Имейте в виду, я не очень храбрая особа. Я плохо переношу, когда все вокруг идет наперекосяк, и не особо снисходительна к людской глупости. Короче, я стерва. Поверьте, я могу закатить сцену. Но это другое. Я не храбра. Вот Мэл храбрый. Один из его старых друзей рассказал мне как-то несколько таких историй о нем, что я чуть не упала – о его курьерских поездках во время Войн. Мэл был в бешенстве, когда узнал, хотя ничего и не отрицал. И мама моя храбрая: ушла от отца без денег, без работы, без перспективы – собственные родители бросили ее, когда она вышла за отца, а младшие сестры не отыскали, пока она не объявилась у Чарли, – и с шестилетней дочерью. Чарли тоже храбрый: он основал кофейню, уговорив банк дать ему кредит под залог собственного дома в те дни, когда на улицах Старого Города имели место только крысы, тараканы, руины и сам Чарли.

А я не храбра. Я пеку булочки с корицей. Много читаю. Мое понятие экстрима – Мэл, на одном колесе едущий на красный свет со мной на заднем сиденье.

Вампир стоял рядом со мной. Я не увидела, как оно подошло. Видела только, как оно встало и отделилось от группы. И очутилось рядом со мной. Оно? Он? Я посмотрела на его руку, что-то мне протягивающую.

– Надень.

Я неохотно приняла эту вещь. Казалось, ему не больше хочется касаться меня, чем мне – касаться его; предлагаемая вещь скользнула из его руки в мою. Он отошел. Я посмотрела вслед, но не могла различить его в тенях. Его просто не было там.

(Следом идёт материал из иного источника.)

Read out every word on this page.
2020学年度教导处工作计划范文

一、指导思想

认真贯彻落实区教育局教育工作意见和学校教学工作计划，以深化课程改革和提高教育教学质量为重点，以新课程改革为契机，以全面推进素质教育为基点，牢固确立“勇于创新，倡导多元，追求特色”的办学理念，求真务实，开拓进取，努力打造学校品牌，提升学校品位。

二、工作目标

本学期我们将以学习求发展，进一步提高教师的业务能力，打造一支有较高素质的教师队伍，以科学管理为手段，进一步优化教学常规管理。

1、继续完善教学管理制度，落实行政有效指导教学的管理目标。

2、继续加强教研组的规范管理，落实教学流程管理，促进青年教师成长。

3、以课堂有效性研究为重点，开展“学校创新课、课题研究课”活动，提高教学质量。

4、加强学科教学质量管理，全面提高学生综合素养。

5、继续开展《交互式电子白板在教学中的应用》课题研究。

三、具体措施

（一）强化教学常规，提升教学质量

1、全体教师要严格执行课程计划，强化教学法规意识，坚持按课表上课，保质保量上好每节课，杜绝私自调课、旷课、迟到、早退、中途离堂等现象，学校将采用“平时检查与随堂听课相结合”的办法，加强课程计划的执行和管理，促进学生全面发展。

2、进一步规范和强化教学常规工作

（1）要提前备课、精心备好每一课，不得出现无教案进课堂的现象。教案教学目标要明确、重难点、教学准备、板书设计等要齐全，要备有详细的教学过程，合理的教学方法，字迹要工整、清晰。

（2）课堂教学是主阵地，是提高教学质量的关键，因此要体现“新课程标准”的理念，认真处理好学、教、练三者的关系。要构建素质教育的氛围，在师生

Я медленно встала и повернулась к ним всем спиной. Вы можете думать, что никогда бы так не сделали – но захотелось бы вам смотреть, как проверяют прочность веревки, надежность петли и люк эшафота? Или, может, вы захотели бы зажмуриться? Я отвернулась. Стянула футболку через голову и надела платье. Плечевые лямки едва прикрыли тесемки лифчика; шея, плечи, спина и большая часть груди остались обнажены. Аппетитный ленч. Очень смешно. Я сняла джинсы и вынула их из-под длинного свободного подола. Я все еще стояла к вампирам спиной. Я надеялась, что они не заинтересуются едой, которая, похоже, предназначена кому-то другому. Мне не нравилось стоять к ним спиной, но я твердила себе, что это не имеет значения (все равно стражники схватят, если рычаг люка не сработает с первой попытки, и ты попытаешься спрыгнуть с эшафота). Снимая джинсы, я старательно изображала застенчивость и неуклюжесть и успела сунуть свой складной нож под лифчик. Только для того, чтобы уверить себя, что я не сдалась. Чем поможет выкидное лезвие в два с половиной дюйма против банды вампиров?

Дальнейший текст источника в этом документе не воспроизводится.